Why can't you get more bits? Because the phone companies don't make money from just "bits." They make money from "services" -- phone services, cable services, wireless services. That's how they want the Internet to work.
Written by Dana Blankenhorn, Inactive

George Ou's long post on net neutrality -- he uses the Bell spin "net stupidity" -- is a great example of FUD.

This is not a complex debate. It's not about government vs. "the market." The idea that monopolists represent "the market" is one of the biggest lies ever told.

The debate is over control. The question is where will the Internet be controlled -- at the center or at the edge?

Phone companies want central control, and they have lots of apologists. If the phone companies, who control the U.S. Internet today with an iron hand, can have centralized control, they can bill us all out the wazoo while not really improving anything. It's like Microsoft taking control of computing via the operating system.

Here's a clue for you. The Bush Administration supports the Bells in this. The Bush Justice Department supports the Bells in this, and wrote an unusual, marketing-like brief in support of it to the FCC.

Do you trust the Bush Justice Department? Do you trust AT&T? Or do you trust yourself?

On the other hand today's stupid network -- and that's not really a pejorative -- is controlled at the edge. Google is an edge, and your PC is an edge. Google defines what Google does, you define what you do. This leaves the network free to do what it does best -- ship bits.

Yes, you become responsible for your own protection in a stupid network. Bad people at the edge can do bad things. But cops are also at the edge. Put cops at the center and you have tyranny.

Trouble is this network design is bad for the monopolists' bottom lines. They don't make much money from bits. They make more money off "services." So they don't want to sell you more bits. They want bits defined as services so they can get a rake-off on each one.
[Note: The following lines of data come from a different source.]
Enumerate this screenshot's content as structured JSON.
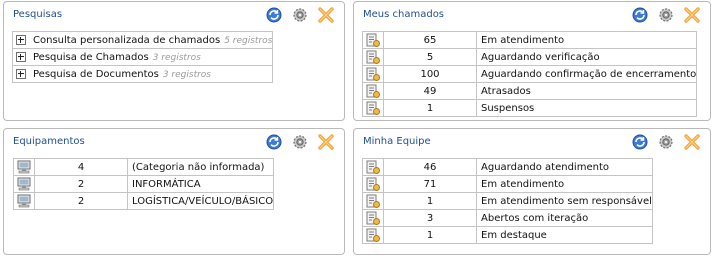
{
  "pesquisas": {
    "title": "Pesquisas",
    "tools": [
      "refresh-icon",
      "settings-icon",
      "close-icon"
    ],
    "rows": [
      {
        "label": "Consulta personalizada de chamados",
        "count": "5 registros"
      },
      {
        "label": "Pesquisa de Chamados",
        "count": "3 registros"
      },
      {
        "label": "Pesquisa de Documentos",
        "count": "3 registros"
      }
    ]
  },
  "meus_chamados": {
    "title": "Meus chamados",
    "rows": [
      {
        "num": "65",
        "label": "Em atendimento"
      },
      {
        "num": "5",
        "label": "Aguardando verificação"
      },
      {
        "num": "100",
        "label": "Aguardando confirmação de encerramento"
      },
      {
        "num": "49",
        "label": "Atrasados"
      },
      {
        "num": "1",
        "label": "Suspensos"
      }
    ]
  },
  "equipamentos": {
    "title": "Equipamentos",
    "rows": [
      {
        "num": "4",
        "label": "(Categoria não informada)"
      },
      {
        "num": "2",
        "label": "INFORMÁTICA"
      },
      {
        "num": "2",
        "label": "LOGÍSTICA/VEÍCULO/BÁSICO"
      }
    ]
  },
  "minha_equipe": {
    "title": "Minha Equipe",
    "rows": [
      {
        "num": "46",
        "label": "Aguardando atendimento"
      },
      {
        "num": "71",
        "label": "Em atendimento"
      },
      {
        "num": "1",
        "label": "Em atendimento sem responsável"
      },
      {
        "num": "3",
        "label": "Abertos com iteração"
      },
      {
        "num": "1",
        "label": "Em destaque"
      }
    ]
  },
  "colors": {
    "title": "#1f4e91",
    "border": "#b9b9b9",
    "close": "#f2a33a",
    "refresh": "#2a66c9"
  }
}
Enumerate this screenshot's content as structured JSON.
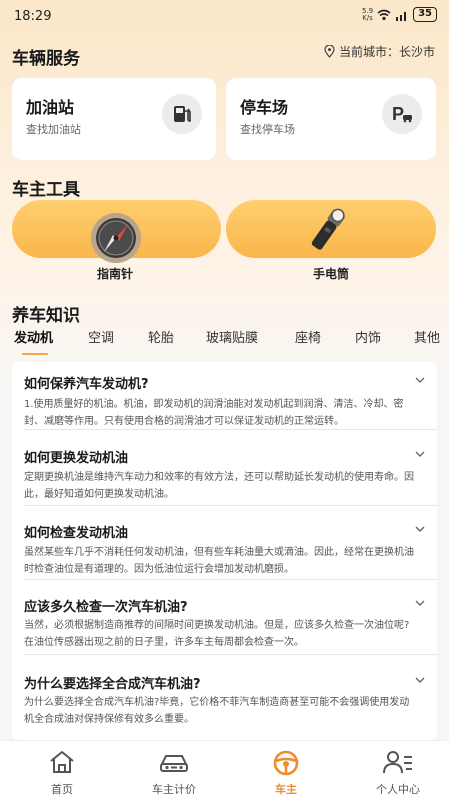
{
  "status": {
    "time": "18:29",
    "net_speed_top": "5.9",
    "net_speed_bottom": "K/s",
    "battery": "35"
  },
  "header": {
    "title": "车辆服务",
    "city_label": "当前城市：长沙市"
  },
  "services": [
    {
      "title": "加油站",
      "sub": "查找加油站",
      "icon": "fuel-pump-icon"
    },
    {
      "title": "停车场",
      "sub": "查找停车场",
      "icon": "parking-icon"
    }
  ],
  "tools": {
    "title": "车主工具",
    "items": [
      {
        "label": "指南针",
        "icon": "compass-icon"
      },
      {
        "label": "手电筒",
        "icon": "flashlight-icon"
      }
    ]
  },
  "knowledge": {
    "title": "养车知识",
    "tabs": [
      "发动机",
      "空调",
      "轮胎",
      "玻璃贴膜",
      "座椅",
      "内饰",
      "其他"
    ],
    "active_tab": "发动机",
    "articles": [
      {
        "title": "如何保养汽车发动机?",
        "desc": "1.使用质量好的机油。机油，即发动机的润滑油能对发动机起到润滑、清洁、冷却、密封、减磨等作用。只有使用合格的润滑油才可以保证发动机的正常运转。"
      },
      {
        "title": "如何更换发动机油",
        "desc": "定期更换机油是维持汽车动力和效率的有效方法，还可以帮助延长发动机的使用寿命。因此，最好知道如何更换发动机油。"
      },
      {
        "title": "如何检查发动机油",
        "desc": "虽然某些车几乎不消耗任何发动机油，但有些车耗油量大或滴油。因此，经常在更换机油时检查油位是有道理的。因为低油位运行会增加发动机磨损。"
      },
      {
        "title": "应该多久检查一次汽车机油?",
        "desc": "当然，必须根据制造商推荐的间隔时间更换发动机油。但是，应该多久检查一次油位呢?在油位传感器出现之前的日子里，许多车主每周都会检查一次。"
      },
      {
        "title": "为什么要选择全合成汽车机油?",
        "desc": "为什么要选择全合成汽车机油?毕竟，它价格不菲汽车制造商甚至可能不会强调使用发动机全合成油对保持保修有效多么重要。"
      }
    ]
  },
  "nav": [
    {
      "label": "首页",
      "icon": "home-icon"
    },
    {
      "label": "车主计价",
      "icon": "car-icon"
    },
    {
      "label": "车主",
      "icon": "steering-wheel-icon"
    },
    {
      "label": "个人中心",
      "icon": "profile-icon"
    }
  ],
  "colors": {
    "accent": "#f08c2e",
    "tool_card": "#fbbd52"
  }
}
This is a debate more basic than even that over open source, because all the ideas behind open source arise from the way the Internet is designed.

The Internet works. Open source works. The monopolists want to control it instead, and run it the way they run cable and cellular, as proprietary systems where everything you do runs through their servers, where you must ask permission before you do anything, and where you are constantly being shaken-down.

Why can't you get more bits? Because the phone companies don't make money from just "bits." They make money from "services" -- phone services, cable services, wireless services. That's how they want the Internet to work. They will hoard the bits until they get control of them.

Do you like that? Then you're in George's camp.

My camp says something different. My camp says break up the Bells, free the bits, open the spectrum to competition, and give the people control of the resource.

Don't let the FUD-meisters convince you otherwise. Not in 1,000 words or 1 million. The question is whether you will run the Internet, or whether AT&T will.